I write stream of consciousness. Sometimes this is good, sometimes this is bad. I'm a fairly good self-editor, but typos and screw-ups occur. Some thing will certainly get past spell check and all the other electronic assistance these days to make sure writing is coherent.
I am not alone in this. My friend is helping me with this. He is Telephorus, the Accomplisher, named so after the son of the Greek god of medicine, Asclepius. I have a long-time interest in the religion of ancient Mediterranean cultures (Egyptian, Greek, Roman, Minoan, and so on), and people will be named after figures from these cultures. Telephorus may post here on occasion, at his desire, but I'm not going to let him steal my thunder. Along the same vein, privacy will be respected and defended for everyone. I will use pseudonyms for everyone unless I've been told it is unnecessary.
*takes a deep breath and looks at the verbal diarrhea*
If you made it this far, congratulations. You just read my terms of service, mission statement, and some randomness.

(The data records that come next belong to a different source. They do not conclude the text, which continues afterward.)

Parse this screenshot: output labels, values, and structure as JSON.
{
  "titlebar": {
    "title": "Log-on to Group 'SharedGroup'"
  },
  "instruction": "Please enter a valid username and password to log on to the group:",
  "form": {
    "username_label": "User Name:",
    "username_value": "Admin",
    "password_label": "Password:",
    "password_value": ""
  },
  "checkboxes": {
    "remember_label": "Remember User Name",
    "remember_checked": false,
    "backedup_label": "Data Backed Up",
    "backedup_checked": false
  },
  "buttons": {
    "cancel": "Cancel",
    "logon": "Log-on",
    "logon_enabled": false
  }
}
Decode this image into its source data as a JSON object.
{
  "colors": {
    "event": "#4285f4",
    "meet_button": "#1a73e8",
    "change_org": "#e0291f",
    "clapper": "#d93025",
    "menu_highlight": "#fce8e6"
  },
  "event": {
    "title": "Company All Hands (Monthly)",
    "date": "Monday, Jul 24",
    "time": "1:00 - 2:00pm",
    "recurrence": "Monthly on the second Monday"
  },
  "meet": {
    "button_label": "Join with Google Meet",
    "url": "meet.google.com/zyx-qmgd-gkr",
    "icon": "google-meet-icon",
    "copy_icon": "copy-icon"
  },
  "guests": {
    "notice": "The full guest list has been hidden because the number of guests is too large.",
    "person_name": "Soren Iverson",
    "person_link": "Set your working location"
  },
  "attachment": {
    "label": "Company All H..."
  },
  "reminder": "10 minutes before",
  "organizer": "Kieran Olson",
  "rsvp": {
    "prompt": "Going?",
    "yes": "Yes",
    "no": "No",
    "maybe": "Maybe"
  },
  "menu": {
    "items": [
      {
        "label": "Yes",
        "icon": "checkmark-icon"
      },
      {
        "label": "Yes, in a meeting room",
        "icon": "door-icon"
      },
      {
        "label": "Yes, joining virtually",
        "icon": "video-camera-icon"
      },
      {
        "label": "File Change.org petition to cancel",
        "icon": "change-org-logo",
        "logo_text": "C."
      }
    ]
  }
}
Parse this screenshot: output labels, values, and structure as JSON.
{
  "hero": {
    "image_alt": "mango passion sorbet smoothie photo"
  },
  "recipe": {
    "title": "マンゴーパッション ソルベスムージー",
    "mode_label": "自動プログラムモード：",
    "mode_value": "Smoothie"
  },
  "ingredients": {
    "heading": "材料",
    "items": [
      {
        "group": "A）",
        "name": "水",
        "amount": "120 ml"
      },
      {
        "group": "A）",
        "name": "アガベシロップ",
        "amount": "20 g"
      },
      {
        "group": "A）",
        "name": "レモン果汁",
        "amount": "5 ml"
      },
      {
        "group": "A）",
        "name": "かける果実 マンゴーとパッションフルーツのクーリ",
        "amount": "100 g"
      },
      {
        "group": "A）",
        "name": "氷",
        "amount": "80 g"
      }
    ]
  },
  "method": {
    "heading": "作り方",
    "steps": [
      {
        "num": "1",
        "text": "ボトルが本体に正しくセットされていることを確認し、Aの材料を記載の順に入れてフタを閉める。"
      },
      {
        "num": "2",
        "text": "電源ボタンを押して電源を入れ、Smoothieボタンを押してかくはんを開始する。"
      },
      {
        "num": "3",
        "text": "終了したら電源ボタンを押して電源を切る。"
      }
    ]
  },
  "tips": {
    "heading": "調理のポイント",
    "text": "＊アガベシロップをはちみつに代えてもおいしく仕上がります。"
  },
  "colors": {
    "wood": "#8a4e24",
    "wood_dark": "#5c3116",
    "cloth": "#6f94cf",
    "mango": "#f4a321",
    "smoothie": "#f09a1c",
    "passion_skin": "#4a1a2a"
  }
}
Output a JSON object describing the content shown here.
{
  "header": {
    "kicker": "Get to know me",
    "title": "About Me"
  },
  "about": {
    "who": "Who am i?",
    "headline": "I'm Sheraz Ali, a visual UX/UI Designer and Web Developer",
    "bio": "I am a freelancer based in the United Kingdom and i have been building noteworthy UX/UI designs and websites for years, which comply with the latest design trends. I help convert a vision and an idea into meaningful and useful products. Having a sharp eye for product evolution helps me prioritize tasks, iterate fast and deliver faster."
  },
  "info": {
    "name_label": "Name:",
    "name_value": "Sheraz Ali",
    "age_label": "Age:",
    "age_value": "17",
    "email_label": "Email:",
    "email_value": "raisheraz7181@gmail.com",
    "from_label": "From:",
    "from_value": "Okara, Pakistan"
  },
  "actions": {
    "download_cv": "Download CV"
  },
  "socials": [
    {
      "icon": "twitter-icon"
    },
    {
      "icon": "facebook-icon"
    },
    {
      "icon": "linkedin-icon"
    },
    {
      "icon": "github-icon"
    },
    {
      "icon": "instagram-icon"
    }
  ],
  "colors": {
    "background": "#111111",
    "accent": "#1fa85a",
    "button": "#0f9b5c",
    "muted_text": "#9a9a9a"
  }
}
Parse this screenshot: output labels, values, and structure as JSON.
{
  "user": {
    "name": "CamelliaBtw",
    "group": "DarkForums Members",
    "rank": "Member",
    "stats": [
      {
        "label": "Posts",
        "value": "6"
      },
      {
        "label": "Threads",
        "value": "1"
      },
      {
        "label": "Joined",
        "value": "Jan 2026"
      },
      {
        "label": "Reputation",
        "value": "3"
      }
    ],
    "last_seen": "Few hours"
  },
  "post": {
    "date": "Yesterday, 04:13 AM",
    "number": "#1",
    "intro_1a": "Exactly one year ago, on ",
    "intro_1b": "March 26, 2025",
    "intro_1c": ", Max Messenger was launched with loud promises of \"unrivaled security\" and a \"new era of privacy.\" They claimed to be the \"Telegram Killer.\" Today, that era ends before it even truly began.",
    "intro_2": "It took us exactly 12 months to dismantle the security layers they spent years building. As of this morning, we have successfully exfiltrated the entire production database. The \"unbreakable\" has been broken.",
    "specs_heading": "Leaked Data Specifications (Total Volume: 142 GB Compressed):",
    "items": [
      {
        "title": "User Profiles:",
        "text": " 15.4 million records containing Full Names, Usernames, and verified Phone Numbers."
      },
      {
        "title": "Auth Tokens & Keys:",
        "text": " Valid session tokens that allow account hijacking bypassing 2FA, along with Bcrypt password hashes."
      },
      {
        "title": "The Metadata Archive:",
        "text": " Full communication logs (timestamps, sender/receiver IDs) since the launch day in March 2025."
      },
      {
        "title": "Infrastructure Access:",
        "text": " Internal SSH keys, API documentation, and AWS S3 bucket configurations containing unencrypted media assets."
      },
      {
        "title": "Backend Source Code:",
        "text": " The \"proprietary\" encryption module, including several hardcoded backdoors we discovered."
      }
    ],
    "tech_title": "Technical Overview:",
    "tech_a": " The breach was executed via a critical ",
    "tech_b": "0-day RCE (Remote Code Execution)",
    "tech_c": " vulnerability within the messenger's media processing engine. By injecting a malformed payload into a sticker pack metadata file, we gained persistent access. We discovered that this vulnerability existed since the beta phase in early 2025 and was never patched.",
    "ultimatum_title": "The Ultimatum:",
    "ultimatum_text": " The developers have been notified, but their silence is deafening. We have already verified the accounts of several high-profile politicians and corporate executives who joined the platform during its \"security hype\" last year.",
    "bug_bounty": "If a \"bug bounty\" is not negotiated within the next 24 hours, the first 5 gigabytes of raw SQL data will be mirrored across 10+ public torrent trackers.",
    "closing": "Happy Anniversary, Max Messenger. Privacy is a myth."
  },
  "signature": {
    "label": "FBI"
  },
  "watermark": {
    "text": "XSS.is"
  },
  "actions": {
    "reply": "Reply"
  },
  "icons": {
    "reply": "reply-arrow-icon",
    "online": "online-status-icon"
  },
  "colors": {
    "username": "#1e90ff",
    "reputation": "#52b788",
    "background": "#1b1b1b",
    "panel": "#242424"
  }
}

As I stated previously, this is a profit-making venture, to a point. I have operating costs to create this, then I have medical bills. Constant medical bills. That's what I'd like to have a little extra $ for. You may subscribe to this blog as an RSS feed, so think consider paying for your subscription. The amount is at your discretion, what you think this is worth to you.
Thank you for reading this, and allow me to extend a whole-hearted welcome to my little corner of the internet. Stay as long as you like, poke around, or just take a moment to look at a cute cat picture.
And you can't say I didn't live up to my promise of a cat picture.
Say hello to Freya, the youngest Oubliette cat. There are 4 more.